Mechanic Falls Town Manager Dana Lee stars in a comedy about an “immortal idiot.”
One man looks like a shy Robin Hood: masked, mostly green and billowing a long cape. The other appears dressed in brown burlap. He wears a horseshoe around his neck and a wide, rapturous smile.
Apparently, he loves to tango.
For more than two minutes, the camera lingers on the two men while a voice croons:
“When we are dancing, and you’re dangerously near me, I get ideas. I get ideas.”
Matt Power, the director of “Throg: The Movie,” sang the old Louis Armstrong song himself. He also ran the camera, co-wrote the script, edited, paid for the $35,000 production and played the man behind the green mask.
But does he know what the scene means? Not really. He doesn’t care, either.
“Throg” is a silly movie. That’s exactly what it’s meant to be.
And it began with even smaller aspirations.
‘A natural comic’
It started when Power bought a digital video camera. He called his high school buddy, Dana Lee, to goof around with the new toy.
“Matt wanted to learn how the thing worked,” Lee said. They spent a few weekends creating a trailer for a nonexistent movie. Then, they decided to create the movie.
Lee, who serves as Mechanic Falls’ town manager, became a movie star. Power, an editor with a boating industry magazine, became a director.
The men, both 41, created a dolt from the middle ages: Throg.
“I see him as the immortal idiot,” said Power, who wrote a rough outline of the script with Lee.

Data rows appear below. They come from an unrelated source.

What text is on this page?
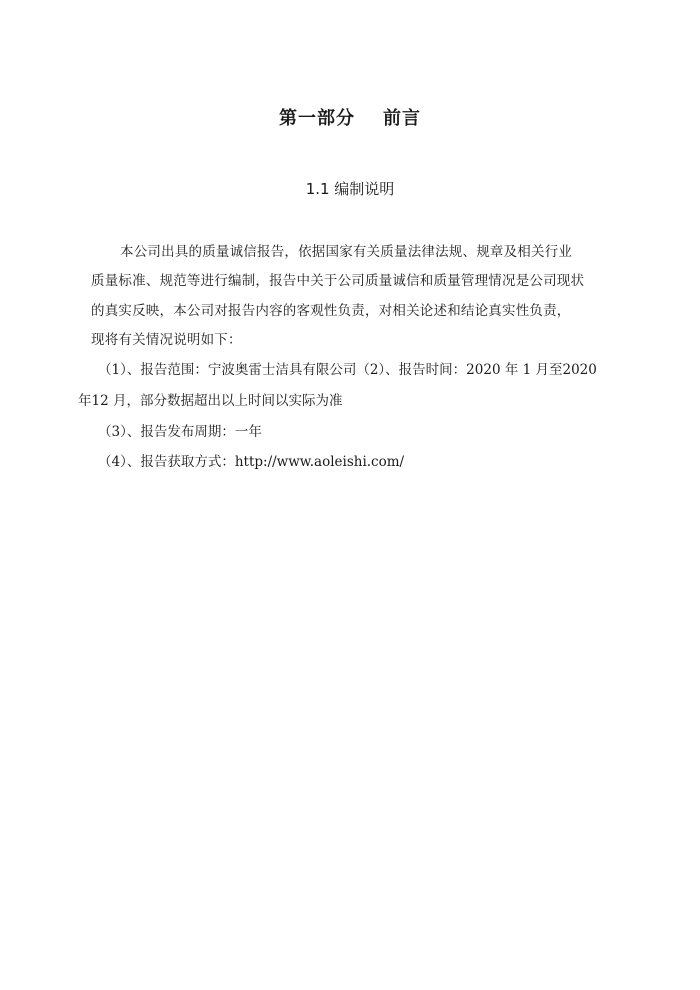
第一部分 前言
1.1 编制说明
本公司出具的质量诚信报告，依据国家有关质量法律法规、规章及相关行业
质量标准、规范等进行编制，报告中关于公司质量诚信和质量管理情况是公司现状
的真实反映，本公司对报告内容的客观性负责，对相关论述和结论真实性负责，
现将有关情况说明如下：
（1）、报告范围：宁波奥雷士洁具有限公司（2）、报告时间：2020 年 1 月至2020
年12 月，部分数据超出以上时间以实际为准
（3）、报告发布周期：一年
（4）、报告获取方式：http://www.aoleishi.com/
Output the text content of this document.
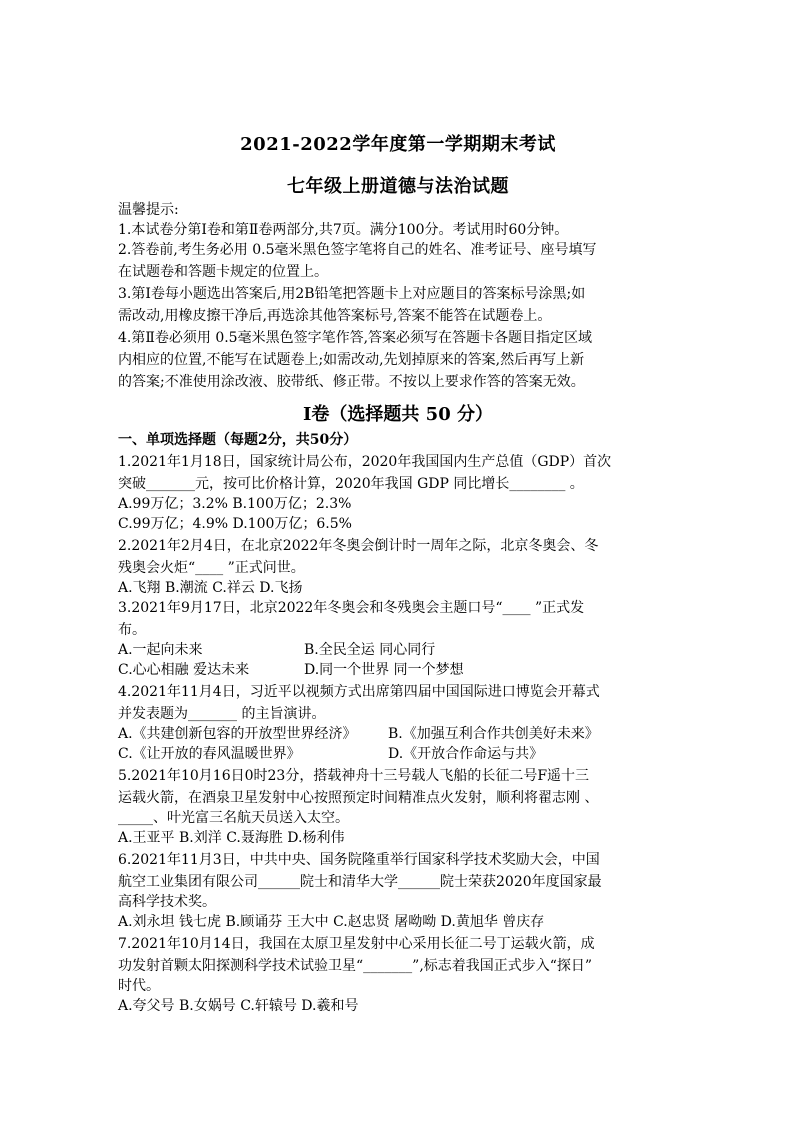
2021-2022学年度第一学期期末考试
七年级上册道德与法治试题
温馨提示:
1.本试卷分第Ⅰ卷和第Ⅱ卷两部分,共7页。满分100分。考试用时60分钟。
2.答卷前,考生务必用 0.5毫米黑色签字笔将自己的姓名、准考证号、座号填写
在试题卷和答题卡规定的位置上。
3.第Ⅰ卷每小题选出答案后,用2B铅笔把答题卡上对应题目的答案标号涂黑;如
需改动,用橡皮擦干净后,再选涂其他答案标号,答案不能答在试题卷上。
4.第Ⅱ卷必须用 0.5毫米黑色签字笔作答,答案必须写在答题卡各题目指定区域
内相应的位置,不能写在试题卷上;如需改动,先划掉原来的答案,然后再写上新
的答案;不准使用涂改液、胶带纸、修正带。不按以上要求作答的答案无效。
Ⅰ卷（选择题共 50 分）
一、单项选择题（每题2分，共50分）
1.2021年1月18日，国家统计局公布，2020年我国国内生产总值（GDP）首次
突破_______元，按可比价格计算，2020年我国 GDP 同比增长________ 。
A.99万亿；3.2% B.100万亿；2.3%
C.99万亿；4.9% D.100万亿；6.5%
2.2021年2月4日，在北京2022年冬奥会倒计时一周年之际，北京冬奥会、冬
残奥会火炬“____ ”正式问世。
A.飞翔 B.潮流 C.祥云 D.飞扬
3.2021年9月17日，北京2022年冬奥会和冬残奥会主题口号“____ ”正式发
布。
A.一起向未来	B.全民全运 同心同行
C.心心相融 爱达未来	D.同一个世界 同一个梦想
4.2021年11月4日，习近平以视频方式出席第四届中国国际进口博览会开幕式
并发表题为_______ 的主旨演讲。
A.《共建创新包容的开放型世界经济》 B.《加强互利合作共创美好未来》
C.《让开放的春风温暖世界》	D.《开放合作命运与共》
5.2021年10月16日0时23分，搭载神舟十三号载人飞船的长征二号F遥十三
运载火箭，在酒泉卫星发射中心按照预定时间精准点火发射，顺利将翟志刚 、
_____、叶光富三名航天员送入太空。
A.王亚平 B.刘洋 C.聂海胜 D.杨利伟
6.2021年11月3日，中共中央、国务院隆重举行国家科学技术奖励大会，中国
航空工业集团有限公司______院士和清华大学______院士荣获2020年度国家最
高科学技术奖。
A.刘永坦 钱七虎 B.顾诵芬 王大中 C.赵忠贤 屠呦呦 D.黄旭华 曾庆存
7.2021年10月14日，我国在太原卫星发射中心采用长征二号丁运载火箭，成
功发射首颗太阳探测科学技术试验卫星“_______”,标志着我国正式步入“探日”
时代。
A.夸父号 B.女娲号 C.轩辕号 D.羲和号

They began shooting on weekends about three years ago.
And they gathered a huge company of actors for such a small film. The final credits list 79 people, including both men’s wives and children. Actors from Portland, where Power lives, joined in.
And Lee took on the role of the bumbling hero wanna-be.

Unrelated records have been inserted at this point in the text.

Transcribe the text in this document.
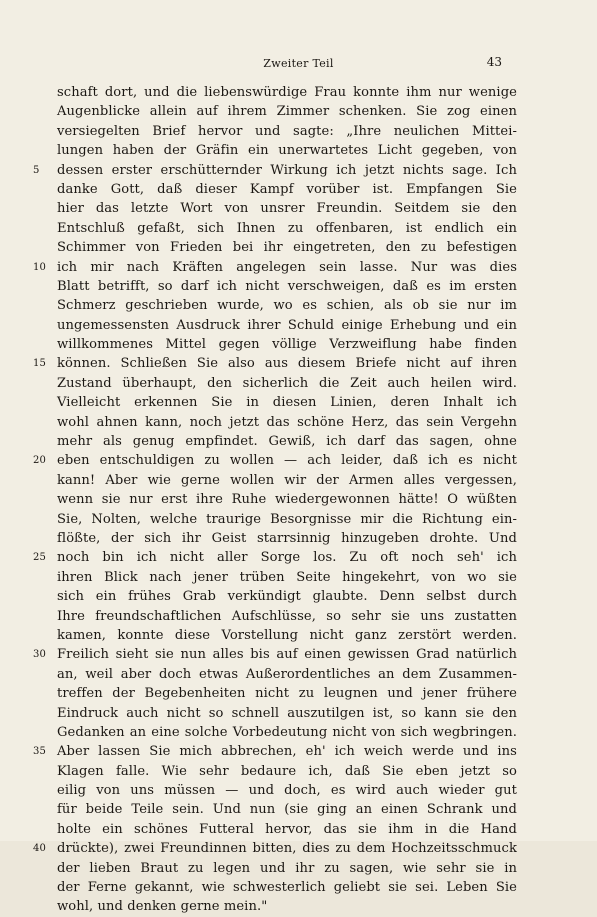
Zweiter Teil	43
schaft dort, und die liebenswürdige Frau konnte ihm nur wenige
Augenblicke allein auf ihrem Zimmer schenken. Sie zog einen
versiegelten Brief hervor und sagte: „Ihre neulichen Mittei-
lungen haben der Gräfin ein unerwartetes Licht gegeben, von
5	dessen erster erschütternder Wirkung ich jetzt nichts sage. Ich
danke Gott, daß dieser Kampf vorüber ist. Empfangen Sie
hier das letzte Wort von unsrer Freundin. Seitdem sie den
Entschluß gefaßt, sich Ihnen zu offenbaren, ist endlich ein
Schimmer von Frieden bei ihr eingetreten, den zu befestigen
10 ich mir nach Kräften angelegen sein lasse. Nur was dies
Blatt betrifft, so darf ich nicht verschweigen, daß es im ersten
Schmerz geschrieben wurde, wo es schien, als ob sie nur im
ungemessensten Ausdruck ihrer Schuld einige Erhebung und ein
willkommenes Mittel gegen völlige Verzweiflung habe finden
15 können. Schließen Sie also aus diesem Briefe nicht auf ihren
Zustand überhaupt, den sicherlich die Zeit auch heilen wird.
Vielleicht erkennen Sie in diesen Linien, deren Inhalt ich
wohl ahnen kann, noch jetzt das schöne Herz, das sein Vergehn
mehr als genug empfindet. Gewiß, ich darf das sagen, ohne
20 eben entschuldigen zu wollen — ach leider, daß ich es nicht
kann! Aber wie gerne wollen wir der Armen alles vergessen,
wenn sie nur erst ihre Ruhe wiedergewonnen hätte! O wüßten
Sie, Nolten, welche traurige Besorgnisse mir die Richtung ein-
flößte, der sich ihr Geist starrsinnig hinzugeben drohte. Und
25 noch bin ich nicht aller Sorge los. Zu oft noch seh' ich
ihren Blick nach jener trüben Seite hingekehrt, von wo sie
sich ein frühes Grab verkündigt glaubte. Denn selbst durch
Ihre freundschaftlichen Aufschlüsse, so sehr sie uns zustatten
kamen, konnte diese Vorstellung nicht ganz zerstört werden.
30 Freilich sieht sie nun alles bis auf einen gewissen Grad natürlich
an, weil aber doch etwas Außerordentliches an dem Zusammen-
treffen der Begebenheiten nicht zu leugnen und jener frühere
Eindruck auch nicht so schnell auszutilgen ist, so kann sie den
Gedanken an eine solche Vorbedeutung nicht von sich wegbringen.
35 Aber lassen Sie mich abbrechen, eh' ich weich werde und ins
Klagen falle. Wie sehr bedaure ich, daß Sie eben jetzt so
eilig von uns müssen — und doch, es wird auch wieder gut
für beide Teile sein. Und nun (sie ging an einen Schrank und
holte ein schönes Futteral hervor, das sie ihm in die Hand
40 drückte), zwei Freundinnen bitten, dies zu dem Hochzeitsschmuck
der lieben Braut zu legen und ihr zu sagen, wie sehr sie in
der Ferne gekannt, wie schwesterlich geliebt sie sei. Leben Sie
wohl, und denken gerne mein."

“He has always been a natural comic,” said Power, who has known Lee since the fourth grade. They were students together at Falmouth High School, where Lee was elected class clown three times. He was also elected class president once. Meanwhile, Power was voted to be most creative.
“I guess I’ve known Matt for 30 years, at least,” said Lee. They acted together in school and loved movies such as “Monty Python and the Holy Grail” and “Time Bandits.”
They decided to fashion their own comedy, traveling through several different eras.
Olympus in the gym
Principal photography lasted for nearly two years. They shot in the woods of Cumberland, spent a day in Casco Bay and shot in and around Mechanic Falls. They took over the town’s wastewater plant, the library and the Town Hall gym, where they hung a blue tarp from the ceiling and shot a scene set on Mount Olympus.
About a third of the way into the project, everyone seemed to go for broke, Power said. He tried increasingly complex shots and special effects. The actors gave up weekends with their families and struggled to move equipment to often out-of-the-way spots in the woods.
And Lee let his inhibitions fly .
“Throg gets humiliated, killed and mangled,” said Lee, who takes the brunt of the film’s jokes. “He’s sort of like Wile E. Coyote.”
Like the coyote, he keeps coming back.
The final cut of the film lasts about 85 minutes and represents the last year of work by Power. He estimated that he spent at least five hours a night, editing the movie in the upstairs of his home near Portland’s Back Bay.
The final product has about 900 special effects, including the blue-screen Olympus scene, objects that hover and fly and even an animated sequence.
Few people have seen it, though.
Power and Lee hope to enter it into some film festivals. They might even pick up a distribution deal, so it will go into theaters someday. Power has created a Web site, www.throgthemovie.com, to help promote the film.
Though its production values look a lot better than its $35,000 price tag might imply, it’s still a lot rougher than studio films.
It’s funny, though.
“There’s no meaning to it whatsoever,” said Lee. “More than anything, I hope people have some good, old-fashioned belly laughs.”
And there’s no worry that it could hurt his day job, he said.
Besides working as a town manager, Lee also became a spokesman for the Maine Municipal Association’s property-tax-cut plan. Prior to the November referendum, he was a regular on local talk shows and TV ads.
“I love to debate and I love to laugh,” he said. “I can do both.”